Elon Musk says he will reinstate Trump on Twitter

Elon Musk said on Twitter on Saturday that he would put former President Donald J. Trump back on the platform in his recent reorganization of the social media service.

Mister. Musk, who bought Twitter for $44 billion last month, conducted a poll on the platform late Friday afternoon asking if he would bring Mr. Trump back to the service. Twitter had Mr. Trump at the US Capitol after the Sept. 1, 2021 riots, saying his posts risked inciting violence.

More than 15 million people voted for Mr. Musk’s poll of whether Mr. Trump, Mr. Musk said in his tweet, with nearly 52 percent saying the former president should be allowed to return.

“People have spoken,” Mr. Musk said on Twitter. “Trump will be reinstated.” He added the Latin phrase “Vox Populi, Vox Dei,” roughly meaning that the voice of the people is the voice of God.

It’s unclear if Mr. Musk will see Mr. Trump’s return to duty. Mister. Musk and Twitter did not immediately respond to requests for comment.

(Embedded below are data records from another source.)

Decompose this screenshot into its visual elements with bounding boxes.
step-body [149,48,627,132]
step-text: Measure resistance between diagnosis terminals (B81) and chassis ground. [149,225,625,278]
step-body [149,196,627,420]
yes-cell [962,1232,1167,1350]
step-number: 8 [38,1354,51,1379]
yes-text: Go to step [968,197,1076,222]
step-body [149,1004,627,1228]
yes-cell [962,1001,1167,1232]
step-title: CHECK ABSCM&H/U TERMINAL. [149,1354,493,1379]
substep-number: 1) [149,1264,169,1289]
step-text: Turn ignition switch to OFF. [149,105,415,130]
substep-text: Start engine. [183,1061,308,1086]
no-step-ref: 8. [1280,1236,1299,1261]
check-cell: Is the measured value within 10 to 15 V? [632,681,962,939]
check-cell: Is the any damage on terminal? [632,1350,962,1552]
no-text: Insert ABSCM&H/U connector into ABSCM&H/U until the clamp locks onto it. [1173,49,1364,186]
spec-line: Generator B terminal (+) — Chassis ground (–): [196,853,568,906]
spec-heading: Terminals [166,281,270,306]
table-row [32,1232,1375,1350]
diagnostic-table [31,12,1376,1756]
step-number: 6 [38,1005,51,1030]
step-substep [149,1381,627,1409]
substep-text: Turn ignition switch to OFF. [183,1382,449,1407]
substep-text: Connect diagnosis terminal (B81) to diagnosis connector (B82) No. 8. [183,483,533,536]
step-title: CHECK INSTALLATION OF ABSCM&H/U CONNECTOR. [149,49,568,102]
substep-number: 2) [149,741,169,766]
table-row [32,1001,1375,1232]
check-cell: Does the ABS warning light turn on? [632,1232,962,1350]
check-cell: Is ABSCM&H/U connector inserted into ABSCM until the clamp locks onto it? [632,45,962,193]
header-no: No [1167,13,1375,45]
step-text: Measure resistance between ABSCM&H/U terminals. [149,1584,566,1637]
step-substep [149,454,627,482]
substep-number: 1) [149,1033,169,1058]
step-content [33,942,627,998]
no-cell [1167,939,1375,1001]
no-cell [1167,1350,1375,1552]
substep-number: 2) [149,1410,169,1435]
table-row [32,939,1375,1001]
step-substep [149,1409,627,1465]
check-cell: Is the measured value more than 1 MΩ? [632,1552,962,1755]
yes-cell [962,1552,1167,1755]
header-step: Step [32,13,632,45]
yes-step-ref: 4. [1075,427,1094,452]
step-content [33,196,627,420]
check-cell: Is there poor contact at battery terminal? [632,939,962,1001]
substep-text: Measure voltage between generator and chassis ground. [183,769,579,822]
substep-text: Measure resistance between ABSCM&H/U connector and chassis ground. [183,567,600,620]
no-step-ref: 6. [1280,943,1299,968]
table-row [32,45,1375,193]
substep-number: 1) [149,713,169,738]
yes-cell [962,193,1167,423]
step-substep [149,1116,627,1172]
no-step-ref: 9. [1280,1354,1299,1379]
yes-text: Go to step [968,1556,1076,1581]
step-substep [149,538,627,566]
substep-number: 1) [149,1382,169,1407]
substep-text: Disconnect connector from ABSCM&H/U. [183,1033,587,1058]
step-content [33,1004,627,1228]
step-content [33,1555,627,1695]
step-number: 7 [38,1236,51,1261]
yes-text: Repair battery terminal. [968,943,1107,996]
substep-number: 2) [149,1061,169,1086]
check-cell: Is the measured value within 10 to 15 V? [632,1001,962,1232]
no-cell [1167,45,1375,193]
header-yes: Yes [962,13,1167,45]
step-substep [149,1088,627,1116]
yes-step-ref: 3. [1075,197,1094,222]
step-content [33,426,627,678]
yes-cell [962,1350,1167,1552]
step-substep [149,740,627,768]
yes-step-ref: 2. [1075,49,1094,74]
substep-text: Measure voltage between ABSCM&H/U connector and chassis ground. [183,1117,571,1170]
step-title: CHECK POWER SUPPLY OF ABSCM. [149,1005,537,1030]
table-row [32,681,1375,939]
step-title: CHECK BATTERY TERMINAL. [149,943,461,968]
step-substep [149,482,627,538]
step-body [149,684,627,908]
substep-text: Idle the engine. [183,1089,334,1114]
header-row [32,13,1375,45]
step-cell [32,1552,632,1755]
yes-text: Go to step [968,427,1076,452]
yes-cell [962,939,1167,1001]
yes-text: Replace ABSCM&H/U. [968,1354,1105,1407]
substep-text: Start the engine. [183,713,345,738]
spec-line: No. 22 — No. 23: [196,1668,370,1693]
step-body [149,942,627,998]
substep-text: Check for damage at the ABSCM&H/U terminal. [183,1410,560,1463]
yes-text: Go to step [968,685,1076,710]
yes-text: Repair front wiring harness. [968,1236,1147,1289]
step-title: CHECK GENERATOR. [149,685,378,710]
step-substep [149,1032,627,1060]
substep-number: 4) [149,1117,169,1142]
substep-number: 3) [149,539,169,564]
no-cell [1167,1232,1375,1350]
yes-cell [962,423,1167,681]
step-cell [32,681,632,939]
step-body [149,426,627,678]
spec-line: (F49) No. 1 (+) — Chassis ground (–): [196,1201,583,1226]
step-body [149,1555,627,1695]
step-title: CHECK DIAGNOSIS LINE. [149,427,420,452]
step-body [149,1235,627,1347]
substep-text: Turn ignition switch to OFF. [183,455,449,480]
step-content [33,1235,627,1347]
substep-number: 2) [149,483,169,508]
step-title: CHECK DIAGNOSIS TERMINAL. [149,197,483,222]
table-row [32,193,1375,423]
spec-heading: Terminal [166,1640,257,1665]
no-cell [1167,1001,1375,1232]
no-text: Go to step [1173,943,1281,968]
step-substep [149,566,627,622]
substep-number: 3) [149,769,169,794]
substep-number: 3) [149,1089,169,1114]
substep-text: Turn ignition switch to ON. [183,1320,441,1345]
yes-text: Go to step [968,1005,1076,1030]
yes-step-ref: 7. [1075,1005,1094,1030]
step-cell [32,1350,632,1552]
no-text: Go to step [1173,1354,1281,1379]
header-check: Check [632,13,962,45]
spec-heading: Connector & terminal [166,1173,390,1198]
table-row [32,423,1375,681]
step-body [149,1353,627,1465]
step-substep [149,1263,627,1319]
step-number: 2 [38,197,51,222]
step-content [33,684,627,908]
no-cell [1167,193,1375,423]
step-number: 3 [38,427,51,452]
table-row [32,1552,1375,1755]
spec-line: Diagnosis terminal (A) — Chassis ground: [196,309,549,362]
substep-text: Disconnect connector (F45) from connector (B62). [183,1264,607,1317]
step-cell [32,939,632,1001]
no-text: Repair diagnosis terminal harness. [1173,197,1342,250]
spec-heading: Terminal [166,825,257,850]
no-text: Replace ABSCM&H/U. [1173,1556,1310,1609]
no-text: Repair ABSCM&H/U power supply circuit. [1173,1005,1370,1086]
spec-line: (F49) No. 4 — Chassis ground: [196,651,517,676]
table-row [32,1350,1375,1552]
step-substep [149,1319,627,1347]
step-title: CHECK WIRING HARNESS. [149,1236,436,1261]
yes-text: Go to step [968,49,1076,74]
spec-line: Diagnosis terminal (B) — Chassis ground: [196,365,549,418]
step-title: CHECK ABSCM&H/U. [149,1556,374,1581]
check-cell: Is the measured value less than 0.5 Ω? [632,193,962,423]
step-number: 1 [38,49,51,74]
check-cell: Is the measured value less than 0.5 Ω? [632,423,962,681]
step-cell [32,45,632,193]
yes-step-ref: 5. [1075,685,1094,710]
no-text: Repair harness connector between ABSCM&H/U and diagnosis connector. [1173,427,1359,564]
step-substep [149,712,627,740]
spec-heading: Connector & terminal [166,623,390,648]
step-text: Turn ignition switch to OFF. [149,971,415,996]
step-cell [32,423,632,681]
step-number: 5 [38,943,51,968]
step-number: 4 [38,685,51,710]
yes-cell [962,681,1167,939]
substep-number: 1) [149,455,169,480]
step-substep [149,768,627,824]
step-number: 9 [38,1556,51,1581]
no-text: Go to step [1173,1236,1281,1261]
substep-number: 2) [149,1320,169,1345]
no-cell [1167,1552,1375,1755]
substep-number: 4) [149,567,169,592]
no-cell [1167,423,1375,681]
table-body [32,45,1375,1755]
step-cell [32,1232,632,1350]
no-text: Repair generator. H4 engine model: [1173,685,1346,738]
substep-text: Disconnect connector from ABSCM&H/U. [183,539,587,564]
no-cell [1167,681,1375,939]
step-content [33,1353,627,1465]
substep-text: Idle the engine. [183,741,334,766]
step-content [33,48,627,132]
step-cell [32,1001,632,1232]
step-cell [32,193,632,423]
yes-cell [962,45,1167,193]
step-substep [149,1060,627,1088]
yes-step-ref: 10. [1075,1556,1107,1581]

A self-proclaimed “free speech absolutist,” Mr. Musk had taken a hiatus from changing the content rules around Twitter after acquiring the company. Late last month, he said the company would form a content moderation council to make key content decisions on the platform and that he would take no steps to reinstate accounts “before that council meets.”

At the time, the announcement seemed a step backwards from his position that Twitter should be a go-anywhere platform.

as Mr. Musk completed his buyout of Twitter last month, with Mr Trump – who went on to found his own social network, Truth Social – declaring himself “very happy that Twitter is now in healthy hands”. In a post on Truth Social at the time, Mr. Trump said he was glad Twitter was “no longer run by radical left-wing crazies and maniacs who genuinely hate our country.”

Mister. Musk had said in May that he tweeted about the permanent ban on Mr. Trump, leaving him on the social network. Mister. Musk added that the decision that Mr. Trump was “a mistake because it alienated a large part of the country and ultimately did not result in Donald Trump having no voice.” He added that it was “morally wrong and downright stupid” and that “permanent bans fundamentally erode trust in Twitter.”

Alex Stamos, the director of the Stanford Internet Observatory, said it was “strange” that Mr. Musk, who has complained for months about Twitter’s problem with bot accounts, would use a Twitter poll where bots could vote to decide the issue, and then assume that the outcome “reflects some kind of legitimate ‘voice of the people'”.

“It’s definitely possible for small groups to create large numbers of accounts to manipulate features like polls,” he added.